Question No: 83 – (Topic 1)

Which of the following is the MAIN reason to follow a formal risk management process in an organization that hosts and uses privately identifiable information (PII) as part of their business models and processes?

  1. Need to comply with breach disclosure laws

  2. Need to transfer the risk associated with hosting PII data

  3. Need to better understand the risk associated with using PII data

  4. Fiduciary responsibility to safeguard credit card information

Answer: C

Question No: 84 – (Topic 1)

When dealing with a risk management process, asset classification is important because it will impact the overall:

  1. Threat identification

  2. Risk monitoring

  3. Risk treatment

  4. Risk tolerance

Answer: C

Question No: 85 – (Topic 1)

The establishment of a formal risk management framework and system authorization program is essential. The LAST step of the system authorization process is:

  1. Contacting the Internet Service Provider for an IP scope

  2. Getting authority to operate the system from executive management

  3. Changing the default passwords

  4. Conducting a final scan of the live system and mitigating all high and medium level vulnerabilities

Answer: B

Question No: 86 – (Topic 1)

Risk is defined as:

  1. Threat times vulnerability divided by control

  2. Advisory plus capability plus vulnerability

  3. Asset loss times likelihood of event

  4. Quantitative plus qualitative impact

Answer: A

Question No: 87 – (Topic 1)

What is the BEST way to achieve on-going compliance monitoring in an organization?

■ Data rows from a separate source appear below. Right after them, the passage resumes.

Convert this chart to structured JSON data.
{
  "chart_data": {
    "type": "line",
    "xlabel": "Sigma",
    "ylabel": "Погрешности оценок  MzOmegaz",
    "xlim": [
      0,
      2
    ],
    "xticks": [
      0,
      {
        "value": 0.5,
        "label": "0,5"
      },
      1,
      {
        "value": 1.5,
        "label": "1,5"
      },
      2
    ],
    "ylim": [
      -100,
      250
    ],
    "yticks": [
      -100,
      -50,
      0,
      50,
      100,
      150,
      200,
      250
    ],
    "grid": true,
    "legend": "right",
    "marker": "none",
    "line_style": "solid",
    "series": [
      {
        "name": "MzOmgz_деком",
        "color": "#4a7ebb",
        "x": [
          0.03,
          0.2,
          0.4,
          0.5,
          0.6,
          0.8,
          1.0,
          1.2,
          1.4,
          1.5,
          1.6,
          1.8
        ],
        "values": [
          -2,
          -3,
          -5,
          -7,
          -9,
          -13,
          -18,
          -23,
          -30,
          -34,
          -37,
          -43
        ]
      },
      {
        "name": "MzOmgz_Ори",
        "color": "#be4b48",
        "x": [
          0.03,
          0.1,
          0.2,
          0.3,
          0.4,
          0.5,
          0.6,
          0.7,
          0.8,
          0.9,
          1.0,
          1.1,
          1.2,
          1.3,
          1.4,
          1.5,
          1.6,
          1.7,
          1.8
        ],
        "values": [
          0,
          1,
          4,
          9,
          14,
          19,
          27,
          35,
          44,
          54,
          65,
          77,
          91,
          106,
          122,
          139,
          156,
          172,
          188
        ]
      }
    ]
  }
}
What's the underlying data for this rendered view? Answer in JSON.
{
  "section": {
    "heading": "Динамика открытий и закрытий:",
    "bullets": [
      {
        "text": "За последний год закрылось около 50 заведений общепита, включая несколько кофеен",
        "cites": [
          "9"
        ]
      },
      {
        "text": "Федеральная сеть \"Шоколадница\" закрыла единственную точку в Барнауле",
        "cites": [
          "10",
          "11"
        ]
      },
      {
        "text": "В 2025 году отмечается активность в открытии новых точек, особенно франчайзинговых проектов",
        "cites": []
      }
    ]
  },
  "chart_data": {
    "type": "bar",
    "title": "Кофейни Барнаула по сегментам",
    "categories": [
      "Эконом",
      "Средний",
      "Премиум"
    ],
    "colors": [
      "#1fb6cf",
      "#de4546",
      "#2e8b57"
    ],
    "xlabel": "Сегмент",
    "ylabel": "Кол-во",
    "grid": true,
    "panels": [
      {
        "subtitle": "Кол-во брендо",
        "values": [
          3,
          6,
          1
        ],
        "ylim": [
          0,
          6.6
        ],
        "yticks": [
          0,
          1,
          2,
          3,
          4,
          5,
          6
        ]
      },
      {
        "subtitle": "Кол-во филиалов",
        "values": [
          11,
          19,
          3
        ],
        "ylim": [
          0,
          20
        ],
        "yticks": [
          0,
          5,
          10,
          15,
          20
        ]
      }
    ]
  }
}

  1. Only check compliance right before the auditors are scheduled to arrive onsite.

  2. Outsource compliance to a 3rd party vendor and let them manage the program.

  3. Have Compliance and Information Security partner to correct issues as they arise.

  4. Have Compliance direct Information Security to fix issues after the auditors report.

Answer: C

Question No: 88 – (Topic 1)

When creating a vulnerability scan schedule, who is the MOST critical person to communicate with in order to ensure impact of the scan is minimized?

  1. The asset owner

  2. The asset manager

  3. The data custodian

  4. The project manager

Answer: A

Question No: 89 – (Topic 1)

A Security Operations Centre (SOC) manager is informed that a database containing highly sensitive corporate strategy information is under attack. Information has been stolen and the database server was disconnected. Who must be informed of this incident?

  1. Internal audit

  2. The data owner

  3. All executive staff

  4. Government regulators

Answer: B

Question No: 90 – (Topic 1)

The exposure factor of a threat to your organization is defined by?

  1. Asset value times exposure factor

  2. Annual rate of occurrence

  3. Annual loss expectancy minus current cost of controls

  4. Percentage of loss experienced due to a realized threat event

Answer: D

100% Ensurepass Free Download!
Download Free Demo:712-50 Demo PDF
100% Ensurepass Free Guaranteed!
712-50 Dumps

EnsurePass ExamCollection Testking
Lowest Price Guarantee Yes No No
Up-to-Dated Yes No No
Real Questions Yes No No
Explanation Yes No No
Free VCE Simulator Yes No No
Instant Download Yes No No

Leave a Reply

This site uses Akismet to reduce spam. Learn how your comment data is processed.